Os dirigentes se expuseram inutilmente, num episódio em que não há nada de burlesco. Qual o problema de alguém construir carreira no serviço oficial? A maioria dos servidores faz parte da massa comum de trabalhadores, com mesmos desejos, direitos, responsabilidades e pressões. Muda, talvez, o vínculo empregatício. Há apadrinhados e oportunistas? Sem dúvida - e o Estado já nos anos 1970 apontava a casta dos marajás. Esses precisam sair do caminho, por profilaxia e felicidade geral da nação. O que não se pode é enraizar o estereótipo de que só existem privilégios para quem exerça cargo público.
A postura de Juvêncio não foi menos delicada. Como está acostumado a boutades que regozijam seus sequazes, dardejou o opositor com nova pilhéria. (Caprichei na frase, porque gente fina é outra coisa.) Provavelmente a intenção era dar uma enquadrada em Sanchez, que parece ter obsessão pelo São Paulo. Não passa dia em que o corintiano não se ocupe da rotina dos desafetos. A mais recente é falar a respeito do futuro de Dagoberto, que ele (Sanchez) anuncia como fora do Morumbi. E daí? Por acaso isso é problema do Corinthians?
Mas a blague de Juvêncio desta vez pisou na lama do mau gosto. Ao sugerir que falta instrução ao antagonista revelou uma visão de mundo ultrapassada, aquela que vê a massa inculta como estorvo. Sabe como é? A tal da gente diferenciada que até já pode andar de metrô, benefício que por boa vontade lhe concederemos. Desde que as estações fiquem longe do nosso bairro, ó que horror!
Analfabetismo é uma indecência, uma vergonha que temos a obrigação de aniquilar. O Mobral, bem ou mal, afastou milhões de pessoas da violência de não saber ler nem escrever.
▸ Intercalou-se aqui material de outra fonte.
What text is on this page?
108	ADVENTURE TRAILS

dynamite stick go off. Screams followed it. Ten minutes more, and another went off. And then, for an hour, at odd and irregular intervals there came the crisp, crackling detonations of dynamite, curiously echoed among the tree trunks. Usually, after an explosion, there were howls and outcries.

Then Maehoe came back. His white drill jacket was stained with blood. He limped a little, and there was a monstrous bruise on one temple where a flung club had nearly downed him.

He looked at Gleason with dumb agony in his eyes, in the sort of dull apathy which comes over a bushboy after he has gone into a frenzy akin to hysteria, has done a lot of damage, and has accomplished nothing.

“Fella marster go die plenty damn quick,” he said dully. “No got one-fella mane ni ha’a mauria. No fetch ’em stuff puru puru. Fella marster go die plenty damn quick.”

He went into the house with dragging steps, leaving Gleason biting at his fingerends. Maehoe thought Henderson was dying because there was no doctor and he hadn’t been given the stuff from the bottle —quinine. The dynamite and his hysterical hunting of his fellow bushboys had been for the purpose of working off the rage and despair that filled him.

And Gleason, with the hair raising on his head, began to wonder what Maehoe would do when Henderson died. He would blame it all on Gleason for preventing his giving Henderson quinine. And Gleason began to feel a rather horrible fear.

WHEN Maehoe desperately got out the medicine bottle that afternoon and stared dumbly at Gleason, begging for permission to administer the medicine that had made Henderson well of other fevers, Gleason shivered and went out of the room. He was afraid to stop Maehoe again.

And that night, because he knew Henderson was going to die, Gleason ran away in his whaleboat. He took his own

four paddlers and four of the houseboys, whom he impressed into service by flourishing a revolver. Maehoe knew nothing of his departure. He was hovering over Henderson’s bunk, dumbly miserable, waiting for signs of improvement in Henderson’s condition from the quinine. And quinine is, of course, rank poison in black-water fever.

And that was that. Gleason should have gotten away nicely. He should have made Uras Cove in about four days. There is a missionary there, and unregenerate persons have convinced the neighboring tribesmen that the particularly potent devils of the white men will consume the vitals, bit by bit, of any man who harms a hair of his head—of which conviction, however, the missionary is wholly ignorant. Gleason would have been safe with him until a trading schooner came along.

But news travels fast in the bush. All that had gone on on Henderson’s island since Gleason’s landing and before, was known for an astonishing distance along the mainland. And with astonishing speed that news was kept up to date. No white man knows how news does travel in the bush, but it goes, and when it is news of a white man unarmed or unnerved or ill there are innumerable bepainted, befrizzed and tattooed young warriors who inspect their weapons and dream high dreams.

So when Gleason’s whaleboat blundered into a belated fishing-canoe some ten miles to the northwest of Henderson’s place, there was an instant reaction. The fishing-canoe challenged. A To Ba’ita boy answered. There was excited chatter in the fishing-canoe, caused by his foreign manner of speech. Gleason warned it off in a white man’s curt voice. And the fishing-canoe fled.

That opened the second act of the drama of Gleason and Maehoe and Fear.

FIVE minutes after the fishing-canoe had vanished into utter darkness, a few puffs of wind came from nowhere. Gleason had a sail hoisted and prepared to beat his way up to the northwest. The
Quantos são-paulinos de todos os cantos do Brasil não se orgulham de sentir-se mais cidadãos por terem saído, daquela forma, das trevas da falta de instrução?
Não importa muito, também, se este ou aquele não usa todos os esses nos plurais ou se não conjuga verbos à perfeição. Sem embrenhar-me na gramática e na linguística, lembro que cacoetes da linguagem corriqueira, hoje vistos como erros, no futuro virarão norma culta. Os "dialetos populares" transformam os idiomas.
Juvêncio fala bem? Parabéns! Sanchez está mais pra "aqui é Curíntia, mano?" Se faz entender? Então, bola pra frente! Bobagem atacar alguém pela forma como se expressa. É modo pobre de atingir inimigos. Em vez de perder tempo com picuinhas, a dupla ajudaria o futebol se levantasse bandeiras da transparência e da ética. E sobretudo se empunhasse as bandeiras da tolerância e da paz.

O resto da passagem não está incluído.